My favorite example of preferences craziness is Firefox’s “Tabbrowser Extension“. I love tabbed browsing, and I love to customize Firefox. But this Tabbrowser Extension is a bloated mess (you can see all the prefs over there on the right — click for a full size view). I literally don’t know what to do with these settings because there are far too many overlapping and contradictory preferences. Even the author himself admits that the app is a mess. Here’s what he says on his project homepage:

Note: This extension strongly unrecommended. Tab Mix is recommended instead of this, because it is stable, light, and it covers most useful features of this.

This is an extension for extending operations of tabbed browsing, e.g., tabs become re-ordable by drag and drop, show tabs like a tree, and so on. Add-on Modules are available if you want more features.

If you think this is too heavy and too gigantic having many needless features, see a thread in MozillaZine: Rebuilding TBE’s featureset with other plugins.

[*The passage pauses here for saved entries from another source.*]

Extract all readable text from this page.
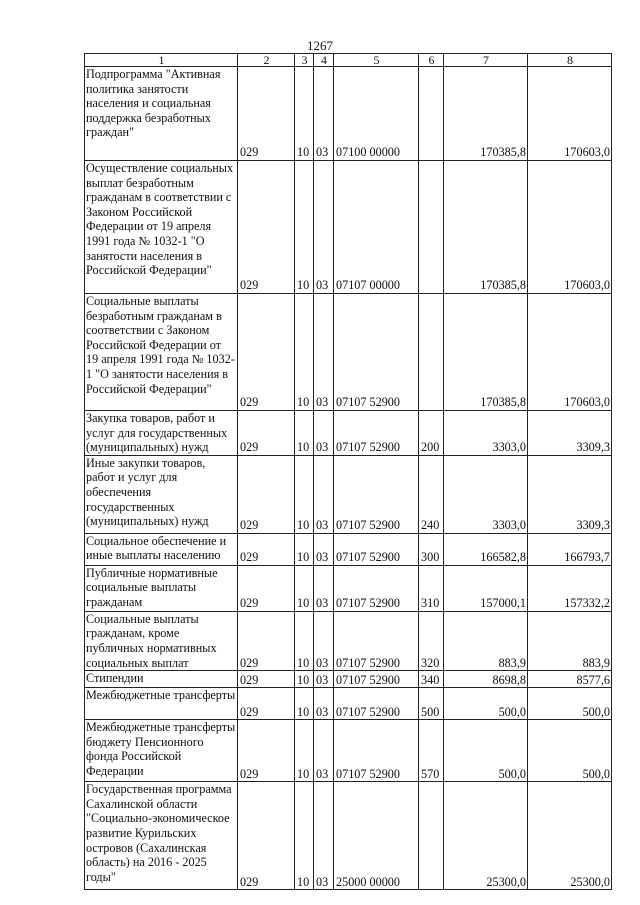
1267
1	2	3	4	5	6	7	8
Подпрограмма "Активная политика занятости населения и социальная поддержка безработных граждан"	029	10	03	07100 00000		170385,8	170603,0
Осуществление социальных выплат безработным гражданам в соответствии с Законом Российской Федерации от 19 апреля 1991 года № 1032-1 "О занятости населения в Российской Федерации"	029	10	03	07107 00000		170385,8	170603,0
Социальные выплаты безработным гражданам в соответствии с Законом Российской Федерации от 19 апреля 1991 года № 1032-1 "О занятости населения в Российской Федерации"	029	10	03	07107 52900		170385,8	170603,0
Закупка товаров, работ и услуг для государственных (муниципальных) нужд	029	10	03	07107 52900	200	3303,0	3309,3
Иные закупки товаров, работ и услуг для обеспечения государственных (муниципальных) нужд	029	10	03	07107 52900	240	3303,0	3309,3
Социальное обеспечение и иные выплаты населению	029	10	03	07107 52900	300	166582,8	166793,7
Публичные нормативные социальные выплаты гражданам	029	10	03	07107 52900	310	157000,1	157332,2
Социальные выплаты гражданам, кроме публичных нормативных социальных выплат	029	10	03	07107 52900	320	883,9	883,9
Стипендии	029	10	03	07107 52900	340	8698,8	8577,6
Межбюджетные трансферты	029	10	03	07107 52900	500	500,0	500,0
Межбюджетные трансферты бюджету Пенсионного фонда Российской Федерации	029	10	03	07107 52900	570	500,0	500,0
Государственная программа Сахалинской области "Социально-экономическое развитие Курильских островов (Сахалинская область) на 2016 - 2025 годы"	029	10	03	25000 00000		25300,0	25300,0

There are many tiny extensions which provide each feature of TBE’s.

If you wish to eliminate tabbed browsing features, I recommend you to try the Tab Killer.

Havoc outlines the following specific problems with having too many preferences:

  • Too many preferences means you can’t find any of them.
  • Preferences really substantively damage QA and testing.
  • Preferences make integration and good UI difficult.
  • Preferences keep people from fixing real bugs.
  • Preferences can confuse many users.

Introducing the Scope Creep

The “Scope Creep”, seen above, is a creature that we use sometimes at Behavior to let teams in meetings know that we’re straying from our goals and potentially introducing new levels of complexity and cost to a project. When he rears his ugly head, we can stop and take a moment to consider the real value of the new ideas we’re concocting. Sometimes the new ideas are perfect for the project and warrant inclusion, sometimes they’re nice but not appropriate.

Having the Scope Creep on hand in brainstorming or functionality meetings is great for gently and humorously reminding the team — and the client — to stay focused on the real user objectives and project scope.